As part of our ongoing series highlighting the work of activists promoting Asian minority and regional languages in digital spaces, we would like to feature Bikram Rana (@your_bikram).
From Nepal, Bikram has been working to promote the language of Rana Tharu by writing articles and blogposts, creating a digital forum, and translating children's stories into Rana Tharu. The Rana Tharu are an ethnic subgroup of the Tharu people of southern Nepal.
Rising Voices spoke to Bikram over email about his work. An edited excerpt follows.
Rising Voices (RV): Please tell us about yourself and your language-related work.
Bikram Rana (BR): I was raised speaking Rana Tharu at home in Kanchanpur, Nepal. I was selected for Budhanilkantha school in Kathmandu from Kanchanpur district in 1984, since then I am out of my home district with sporadic monthly stay in my hometown.

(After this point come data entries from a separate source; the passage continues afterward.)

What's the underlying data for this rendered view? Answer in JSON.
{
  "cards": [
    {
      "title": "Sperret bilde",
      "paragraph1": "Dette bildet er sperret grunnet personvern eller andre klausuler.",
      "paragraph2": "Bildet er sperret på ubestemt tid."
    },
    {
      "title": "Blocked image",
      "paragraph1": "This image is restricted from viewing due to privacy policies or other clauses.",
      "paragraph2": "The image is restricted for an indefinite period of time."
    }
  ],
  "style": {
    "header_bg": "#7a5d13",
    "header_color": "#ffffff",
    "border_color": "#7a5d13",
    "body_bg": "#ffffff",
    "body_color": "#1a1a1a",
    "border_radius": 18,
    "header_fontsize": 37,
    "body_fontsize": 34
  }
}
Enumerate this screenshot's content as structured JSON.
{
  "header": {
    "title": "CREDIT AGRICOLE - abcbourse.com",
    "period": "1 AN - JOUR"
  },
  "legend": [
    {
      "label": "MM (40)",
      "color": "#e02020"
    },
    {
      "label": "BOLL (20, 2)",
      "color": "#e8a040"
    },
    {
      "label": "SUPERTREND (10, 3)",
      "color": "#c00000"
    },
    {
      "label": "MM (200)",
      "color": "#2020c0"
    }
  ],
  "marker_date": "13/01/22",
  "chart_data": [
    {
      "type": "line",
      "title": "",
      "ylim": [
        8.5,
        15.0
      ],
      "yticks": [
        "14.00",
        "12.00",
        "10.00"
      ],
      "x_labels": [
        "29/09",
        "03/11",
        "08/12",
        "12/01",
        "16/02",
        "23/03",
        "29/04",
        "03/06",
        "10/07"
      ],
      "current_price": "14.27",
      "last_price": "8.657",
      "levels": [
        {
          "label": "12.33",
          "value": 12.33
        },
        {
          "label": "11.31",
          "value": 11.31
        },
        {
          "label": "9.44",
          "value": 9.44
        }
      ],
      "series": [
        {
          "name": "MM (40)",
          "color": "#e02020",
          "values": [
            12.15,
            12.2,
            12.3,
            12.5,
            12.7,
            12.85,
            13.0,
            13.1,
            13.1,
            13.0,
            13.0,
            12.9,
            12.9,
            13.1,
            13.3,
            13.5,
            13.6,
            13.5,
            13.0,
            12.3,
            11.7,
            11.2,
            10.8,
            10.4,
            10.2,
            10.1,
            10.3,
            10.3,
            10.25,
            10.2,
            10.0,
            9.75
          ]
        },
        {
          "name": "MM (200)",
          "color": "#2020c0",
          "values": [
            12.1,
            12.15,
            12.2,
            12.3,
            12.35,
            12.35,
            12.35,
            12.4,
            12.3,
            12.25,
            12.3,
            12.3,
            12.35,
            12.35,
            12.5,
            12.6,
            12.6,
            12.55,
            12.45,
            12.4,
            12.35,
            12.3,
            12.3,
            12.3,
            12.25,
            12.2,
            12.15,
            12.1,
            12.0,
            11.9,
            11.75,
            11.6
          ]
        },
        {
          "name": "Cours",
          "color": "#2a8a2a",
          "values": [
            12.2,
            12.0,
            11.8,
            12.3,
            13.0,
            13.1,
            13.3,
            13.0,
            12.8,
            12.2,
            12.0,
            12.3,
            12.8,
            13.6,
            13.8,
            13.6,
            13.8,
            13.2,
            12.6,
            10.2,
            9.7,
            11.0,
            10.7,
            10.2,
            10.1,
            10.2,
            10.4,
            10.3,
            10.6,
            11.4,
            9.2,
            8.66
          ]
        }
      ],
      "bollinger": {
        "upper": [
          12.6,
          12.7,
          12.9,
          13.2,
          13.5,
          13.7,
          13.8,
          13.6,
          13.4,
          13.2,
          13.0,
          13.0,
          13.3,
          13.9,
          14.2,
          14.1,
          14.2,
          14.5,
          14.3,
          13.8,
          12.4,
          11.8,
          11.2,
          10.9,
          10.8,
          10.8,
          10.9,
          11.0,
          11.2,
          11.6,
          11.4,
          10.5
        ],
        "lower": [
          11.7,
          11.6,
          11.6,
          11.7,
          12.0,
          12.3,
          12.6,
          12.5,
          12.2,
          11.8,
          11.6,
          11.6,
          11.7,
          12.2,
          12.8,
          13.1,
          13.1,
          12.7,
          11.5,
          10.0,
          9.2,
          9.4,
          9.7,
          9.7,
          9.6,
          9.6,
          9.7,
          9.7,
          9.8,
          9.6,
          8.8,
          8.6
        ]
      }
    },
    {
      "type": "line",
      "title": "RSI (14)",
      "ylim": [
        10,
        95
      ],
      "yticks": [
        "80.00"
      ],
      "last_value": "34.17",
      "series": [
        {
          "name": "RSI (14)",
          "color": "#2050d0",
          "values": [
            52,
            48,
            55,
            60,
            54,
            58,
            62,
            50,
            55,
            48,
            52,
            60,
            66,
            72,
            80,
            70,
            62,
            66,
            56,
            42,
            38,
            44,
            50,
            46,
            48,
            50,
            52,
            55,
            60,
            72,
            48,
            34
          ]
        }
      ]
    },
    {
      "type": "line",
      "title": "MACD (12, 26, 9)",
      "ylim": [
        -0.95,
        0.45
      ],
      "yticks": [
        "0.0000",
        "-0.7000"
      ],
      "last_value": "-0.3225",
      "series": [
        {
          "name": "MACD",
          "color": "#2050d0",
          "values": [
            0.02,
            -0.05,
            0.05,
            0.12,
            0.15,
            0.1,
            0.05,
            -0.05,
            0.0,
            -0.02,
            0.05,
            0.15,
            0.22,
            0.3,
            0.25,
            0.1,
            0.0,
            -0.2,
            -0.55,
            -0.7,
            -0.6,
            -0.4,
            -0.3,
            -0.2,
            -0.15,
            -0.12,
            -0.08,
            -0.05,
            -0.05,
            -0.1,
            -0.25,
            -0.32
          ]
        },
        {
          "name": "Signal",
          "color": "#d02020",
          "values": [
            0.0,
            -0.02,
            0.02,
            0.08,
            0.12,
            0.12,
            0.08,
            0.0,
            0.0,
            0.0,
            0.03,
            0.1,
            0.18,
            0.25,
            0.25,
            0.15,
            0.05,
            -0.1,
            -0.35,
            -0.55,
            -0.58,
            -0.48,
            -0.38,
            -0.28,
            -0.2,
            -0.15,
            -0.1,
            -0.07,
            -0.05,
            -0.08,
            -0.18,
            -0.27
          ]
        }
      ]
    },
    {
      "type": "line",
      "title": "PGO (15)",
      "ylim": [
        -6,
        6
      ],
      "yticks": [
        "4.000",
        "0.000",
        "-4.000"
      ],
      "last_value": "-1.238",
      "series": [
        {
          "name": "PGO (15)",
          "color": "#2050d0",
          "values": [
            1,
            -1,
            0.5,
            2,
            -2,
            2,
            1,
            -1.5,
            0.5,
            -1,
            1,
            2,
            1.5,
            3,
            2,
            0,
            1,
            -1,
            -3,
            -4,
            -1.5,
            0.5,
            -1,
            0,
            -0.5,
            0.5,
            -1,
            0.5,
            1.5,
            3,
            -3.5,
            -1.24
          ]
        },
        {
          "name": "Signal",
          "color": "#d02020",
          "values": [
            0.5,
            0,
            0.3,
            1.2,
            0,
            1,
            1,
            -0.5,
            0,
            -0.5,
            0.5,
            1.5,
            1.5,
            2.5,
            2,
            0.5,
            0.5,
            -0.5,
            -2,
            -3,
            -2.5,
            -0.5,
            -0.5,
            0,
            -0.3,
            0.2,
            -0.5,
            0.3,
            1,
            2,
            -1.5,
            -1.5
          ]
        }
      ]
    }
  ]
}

I developed a habit of collecting pieces on Rana Tharu to understand more about this minority community living in Kailali and Kanchanpur districts of Nepal and the adjoining border in India.
I founded the Rana Tharu Welfare Forum (RWF) and sporadically engage with Rana Tharu Samaj. One of the objectives of RWF is to write about the Rana Tharus targeting Tharu and Tharu groups so that people have better understanding about Rana Tharus and the language. Some of my work has been published as op-eds and blogs:
- Five misconceptions about Rana Tharus – The Record 19 May 2022
- OPED about Rana Tharu: “The Identity Battle” 15 May 2012.
- Targeting children, I also initiated translation of stories in Rana language, first from the Rana Tharu community to translate stories like this one in Rana Tharu in StoryWeaver.
Through Rana Tharu societies we have been also advocating for the Rana Tharu language to be considered for mother-tongue based multilingual education.
RV: What is the current state of your language both online and offline?
BR: The official working language of Nepal is Nepali but the 2015 constitution provisions each province to choose one or more additional official working languages. Through Rana Tharu organizations we have been lobbying for Rana Tharu as an additional official working language in Sudurpaschim (far west) province of Nepal. The Language Commission of Nepal, on September 6, 2021, recommended 14 official languages for the different provinces of Nepal. The commission recommended Dotyali and Tharu for Sudurpaschim — Rana Tharus in Kanchanpur and Kailali are not happy with this recommendation, since the Tharu language is different from Rana Tharu.
Mother-tongue based multilingual education captures Rana Tharu up to grade three in Kailali and Kanchanpur districts. However, the textbooks are only available up to grade two. Textbooks for grades one and two are also falling short. The implementation aspect of mother-tongue based multilingual education is realistic, but it seems to not endure because it is not a priority of the state to develop textbooks and build teacher capacity.
RV: What are your motivations for seeing your language present in digital spaces?
BR: Understanding languages is one of the important factors to claim an identity. It must be visible and attractive online if we want to have a chance to preserve our language, identity, and culture.
RV: Describe some of the challenges that prevent your language from being fully utilized online?
BR: There are few digital initiatives to promote Rana Tharu language use, one of the major challenges is the dominance of Nepali and English languages. The quality of writing in Rana Tharu is equally important; for this we need to revive the Rana Tharu script (Unam is known as the main script guiding Rana Tharu language; however it is not that easily available). The Rana Tharu script can be a push and pull factor to enlarge the use of the language.
RV: What concrete steps do you think can be taken to encourage younger people to begin learning their language or keep using their language?
BR: Mother-tongue based multilingual education in Rana Tharu Language is one way to encourage younger people to begin learning. Rana Tharu as an additional official language in Province 7 (Sudurpaschim province) will help to enlarge its use and development. Writing in Rana Tharu language will also help widen the use of the language.